No meio de todos estes espaços, há o quarto de Josef. O espaço só dele e de Hanna, onde esta cuida dele. Um espaço para se falar de coisas banais e sem interesse, que escondem coisas importantíssimas, horrores inomináveis e incomensuráveis, revelando-se pouco a pouco, quase por acaso. Onde nenhum deles precisa de se esconder porque há a liberdade daquele que não vê e daquele que não é visto (quem não vê não julga, quem não é visto não é julgado). Onde nasce um intimismo comovente, a partir da revelação dos fantasmas mútuos, uma união que dá sentido à noção do “quero passar o resto dos meus dias contigo, porque desde que estejamos juntos, nenhum carregará o seu fardo sozinho”. Tanto Sarah Polley como Tim Robbins são extraordinários nas suas personificações de dor, a primeira com um aparente controlo e uma subtil intensidade soberbos, o segundo oscilando entre a fanfarronice que esconde a sua fragilidade e a insegurança daquele que sabe que é demasiado imperfeito. A mulher com um passado aterrador que, por fim, baixa as barreiras emocionais e o menino feito homem que ultrapassa o medo de se afogar. Toda a cena da revelação final é de uma intensidade e de uma verosimilhança brutais, tanto a nível de interpretação como a nível de realização. Isabel Coixet soube escolher os planos com precisão para que o impacto sobre o espectador fosse máximo, ao mesmo tempo que ambos os actores assimilam e transpõem toda a dimensão da tragédia das personagens. Até mesmo o espaço físico ganha nova dimensão, quase absorvendo as pessoas e os objectos que acolhe, como se, à semelhança da ruptura dos espaços mentais, também ele se dilatasse, se estendesse, tentando acompanhar os acontecimentos, tentando continuar a conter as mesmas pessoas e os mesmos objectos, apesar de tanta coisa ter mudado.

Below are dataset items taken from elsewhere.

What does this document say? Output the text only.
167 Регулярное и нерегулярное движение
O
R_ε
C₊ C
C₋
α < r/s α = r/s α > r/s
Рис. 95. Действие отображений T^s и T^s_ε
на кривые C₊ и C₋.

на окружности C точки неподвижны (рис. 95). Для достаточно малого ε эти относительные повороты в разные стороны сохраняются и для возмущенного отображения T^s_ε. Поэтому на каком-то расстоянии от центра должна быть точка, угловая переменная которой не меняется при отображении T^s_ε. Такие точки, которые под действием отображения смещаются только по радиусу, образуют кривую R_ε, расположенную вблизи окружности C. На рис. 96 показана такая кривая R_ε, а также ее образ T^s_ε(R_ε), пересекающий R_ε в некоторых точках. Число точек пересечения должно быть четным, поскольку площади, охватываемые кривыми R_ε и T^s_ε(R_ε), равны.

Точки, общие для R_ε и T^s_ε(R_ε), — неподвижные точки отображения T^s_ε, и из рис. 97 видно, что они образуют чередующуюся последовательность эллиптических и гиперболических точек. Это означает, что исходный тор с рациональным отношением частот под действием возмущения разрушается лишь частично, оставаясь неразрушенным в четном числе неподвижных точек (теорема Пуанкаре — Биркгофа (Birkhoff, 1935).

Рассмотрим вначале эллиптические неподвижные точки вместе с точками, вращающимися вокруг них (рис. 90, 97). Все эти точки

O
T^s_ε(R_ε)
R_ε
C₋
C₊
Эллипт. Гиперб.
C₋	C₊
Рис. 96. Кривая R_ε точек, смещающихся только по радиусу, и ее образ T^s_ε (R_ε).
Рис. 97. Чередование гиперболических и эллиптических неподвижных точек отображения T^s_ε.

Para além da exploração das personagens, há ainda um outro tema subjacente: a maldade e crueldade humanas e o seu limite (se é que existe). Os feitos abomináveis na história da Humanidade e a ignorância consciente, dos que não querem saber, ou pensar no assunto, ou tomar medidas para que não volte a acontecer. Com tempo ainda para rever o racismo e a xenofobia e as suas origens. E, por fim, as razões que nos levam a querer relacionar com exemplares da mesma espécie dos que nos causaram sofrimento. É um filme magnífico. Ponto final.